1. Sâhib olan, mülk edinen.
İsmini duyduğunuz kimselerden, yeryüzüne dört kişi mâlik oldu. İkisi mü’min ikisi de kâfir idi. Mü’min olan iki kişi, Zülkarneyn ile Süleymân (aleyhimesselâm) idi. Kâfir olan ikisi de Nemrûd ile Buhtunnasar idi. Beşinci olarak yeryüzüne benim evlâdımdan biri, yâni Mehdî de, mâlik olacaktır.(Hadîs-i şerîf-Alâmet-ül Mehdî)
Her müslüman, mâlik olduğu zekât malının miktârını, her zaman düşünmeli, nisâb miktârı olduğu günü, bir yere yazmalıdır. (Senâullah Dehlevî)
Yüzlerce dile mâlik olsa da vücûdum,
Lütfunun şükrünü nasıl yapabilirim.
(İmâm-ı Rabbânî)
2. Cehennem meleklerinin en büyüğü, âmiri, bekçisi.
Allahü teâlâ Kur’ân-ı kerîmde meâlen buyurdu ki:
Muhakkak ki kâfirler, Cehennem azâbında devamlı kalacaklardır. Kendilerinden o azâb hafifletilmez. Onlar bunun için (kurtulmaktan) ümidi kesmişlerdir. Biz onlara zulüm etmedik, fakat kendileri zâlim idiler. (Mâlike şöyle) çağrışıyorlar: Ey Mâlik! (İste de) Rabbin bizi öldürsün, (azâbdan kurtulalım.) Mâlik de; “Siz (azâb içinde) kalacaksınız” der. (Zuhrûf sûresi: 74-77)
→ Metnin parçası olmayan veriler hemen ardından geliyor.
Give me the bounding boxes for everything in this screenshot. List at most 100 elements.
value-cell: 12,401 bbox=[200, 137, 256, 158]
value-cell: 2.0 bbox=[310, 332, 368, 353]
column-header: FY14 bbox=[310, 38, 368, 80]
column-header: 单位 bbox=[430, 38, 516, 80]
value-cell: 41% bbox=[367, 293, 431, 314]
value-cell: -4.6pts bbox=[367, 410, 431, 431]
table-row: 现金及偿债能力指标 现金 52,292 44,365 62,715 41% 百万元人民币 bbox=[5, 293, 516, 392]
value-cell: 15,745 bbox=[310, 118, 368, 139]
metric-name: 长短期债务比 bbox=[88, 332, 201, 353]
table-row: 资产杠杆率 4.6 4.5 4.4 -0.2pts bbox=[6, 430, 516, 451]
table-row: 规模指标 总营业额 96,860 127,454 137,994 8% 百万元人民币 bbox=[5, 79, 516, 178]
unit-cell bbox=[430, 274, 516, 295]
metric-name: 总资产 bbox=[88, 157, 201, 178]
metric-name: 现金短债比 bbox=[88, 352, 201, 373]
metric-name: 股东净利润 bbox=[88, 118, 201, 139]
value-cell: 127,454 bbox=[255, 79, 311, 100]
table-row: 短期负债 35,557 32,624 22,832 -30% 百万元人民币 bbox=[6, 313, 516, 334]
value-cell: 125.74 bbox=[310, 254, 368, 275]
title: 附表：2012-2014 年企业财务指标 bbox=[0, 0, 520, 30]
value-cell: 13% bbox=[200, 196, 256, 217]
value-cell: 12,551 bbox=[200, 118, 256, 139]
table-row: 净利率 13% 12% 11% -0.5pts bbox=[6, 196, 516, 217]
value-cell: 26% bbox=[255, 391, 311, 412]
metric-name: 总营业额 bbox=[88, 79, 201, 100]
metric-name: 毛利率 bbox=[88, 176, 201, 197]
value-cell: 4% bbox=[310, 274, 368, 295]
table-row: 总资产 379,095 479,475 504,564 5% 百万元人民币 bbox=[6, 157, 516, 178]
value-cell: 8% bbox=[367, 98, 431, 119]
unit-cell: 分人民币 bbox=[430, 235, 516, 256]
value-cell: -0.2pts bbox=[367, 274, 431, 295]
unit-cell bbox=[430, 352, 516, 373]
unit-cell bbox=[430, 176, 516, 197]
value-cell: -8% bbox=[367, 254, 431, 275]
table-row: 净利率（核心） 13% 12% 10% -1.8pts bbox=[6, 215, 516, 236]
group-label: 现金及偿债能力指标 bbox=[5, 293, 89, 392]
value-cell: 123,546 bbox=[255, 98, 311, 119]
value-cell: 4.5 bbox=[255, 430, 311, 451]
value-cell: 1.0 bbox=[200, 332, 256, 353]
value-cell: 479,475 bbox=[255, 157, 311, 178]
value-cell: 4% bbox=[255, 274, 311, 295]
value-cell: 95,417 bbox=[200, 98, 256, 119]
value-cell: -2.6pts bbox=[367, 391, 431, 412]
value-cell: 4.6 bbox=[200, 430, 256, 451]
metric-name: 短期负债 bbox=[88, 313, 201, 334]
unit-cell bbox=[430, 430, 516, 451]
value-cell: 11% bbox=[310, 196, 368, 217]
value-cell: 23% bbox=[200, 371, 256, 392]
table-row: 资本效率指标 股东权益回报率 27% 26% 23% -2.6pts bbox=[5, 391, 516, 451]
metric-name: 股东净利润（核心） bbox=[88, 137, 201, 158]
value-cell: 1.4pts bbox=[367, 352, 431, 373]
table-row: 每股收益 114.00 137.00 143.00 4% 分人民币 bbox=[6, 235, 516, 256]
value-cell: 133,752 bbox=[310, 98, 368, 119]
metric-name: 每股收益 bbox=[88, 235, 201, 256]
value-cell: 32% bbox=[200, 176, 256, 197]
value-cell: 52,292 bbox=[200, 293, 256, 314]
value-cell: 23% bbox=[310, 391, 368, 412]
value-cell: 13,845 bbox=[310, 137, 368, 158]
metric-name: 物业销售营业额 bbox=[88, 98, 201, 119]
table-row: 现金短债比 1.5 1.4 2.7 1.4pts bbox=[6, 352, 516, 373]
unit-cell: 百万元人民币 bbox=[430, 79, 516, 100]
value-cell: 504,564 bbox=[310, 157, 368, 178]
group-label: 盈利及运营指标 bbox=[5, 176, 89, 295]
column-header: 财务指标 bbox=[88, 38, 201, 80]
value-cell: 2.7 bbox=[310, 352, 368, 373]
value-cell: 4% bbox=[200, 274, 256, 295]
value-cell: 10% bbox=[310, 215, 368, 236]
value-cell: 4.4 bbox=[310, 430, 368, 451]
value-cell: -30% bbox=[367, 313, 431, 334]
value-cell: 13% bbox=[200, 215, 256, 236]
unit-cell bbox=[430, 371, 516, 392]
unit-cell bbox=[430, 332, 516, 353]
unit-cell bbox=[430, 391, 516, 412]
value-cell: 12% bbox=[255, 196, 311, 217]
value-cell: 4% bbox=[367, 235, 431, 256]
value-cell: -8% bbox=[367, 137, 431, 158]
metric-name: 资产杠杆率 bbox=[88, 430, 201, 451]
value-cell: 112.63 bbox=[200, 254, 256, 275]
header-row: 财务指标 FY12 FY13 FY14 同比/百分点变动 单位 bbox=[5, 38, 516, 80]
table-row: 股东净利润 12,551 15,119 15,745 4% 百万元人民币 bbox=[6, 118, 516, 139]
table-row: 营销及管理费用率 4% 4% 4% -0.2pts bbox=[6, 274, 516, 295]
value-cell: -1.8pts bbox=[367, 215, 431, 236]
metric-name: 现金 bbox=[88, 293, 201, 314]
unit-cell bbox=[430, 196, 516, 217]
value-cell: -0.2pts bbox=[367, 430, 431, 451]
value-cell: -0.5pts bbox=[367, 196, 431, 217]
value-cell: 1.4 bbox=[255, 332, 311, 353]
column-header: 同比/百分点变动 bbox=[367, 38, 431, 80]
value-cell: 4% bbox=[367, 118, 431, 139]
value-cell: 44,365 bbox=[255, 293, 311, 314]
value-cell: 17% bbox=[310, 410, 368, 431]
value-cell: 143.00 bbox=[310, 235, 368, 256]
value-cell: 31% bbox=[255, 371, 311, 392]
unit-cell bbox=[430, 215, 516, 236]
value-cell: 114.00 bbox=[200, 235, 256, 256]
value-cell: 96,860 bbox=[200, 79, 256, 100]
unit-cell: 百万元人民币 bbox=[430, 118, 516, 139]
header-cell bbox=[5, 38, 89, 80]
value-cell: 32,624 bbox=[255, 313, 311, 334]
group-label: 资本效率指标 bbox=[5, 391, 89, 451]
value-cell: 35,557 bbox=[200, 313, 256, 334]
Cehennem’e atılan kâfirler, orada ayakları boyunlarına bağlı, günâhtan yüzleri kararmış bir hâlde; feryâd ve figân ederler ve; “Ey Mâlik cezâmızı bulduk. Bu ateşten bukağılar (ayak bağları) bize ağır geldi ve derilerimiz eriyip aktı. Ne olur bizi buradan çıkarın. Biz bir daha isyân etmeyiz” derler. Mâlik de; “Kurtuluş ümidleri geçti. Siz buradan daha çıkamazsınız. Sesinizi kesin ve konuşmayın. Çünkü siz, buradan çıkarılsanız da yine eski hâlinize, küfür ve isyânınıza döneceksiniz” der. (İmâm-ı Gazâlî)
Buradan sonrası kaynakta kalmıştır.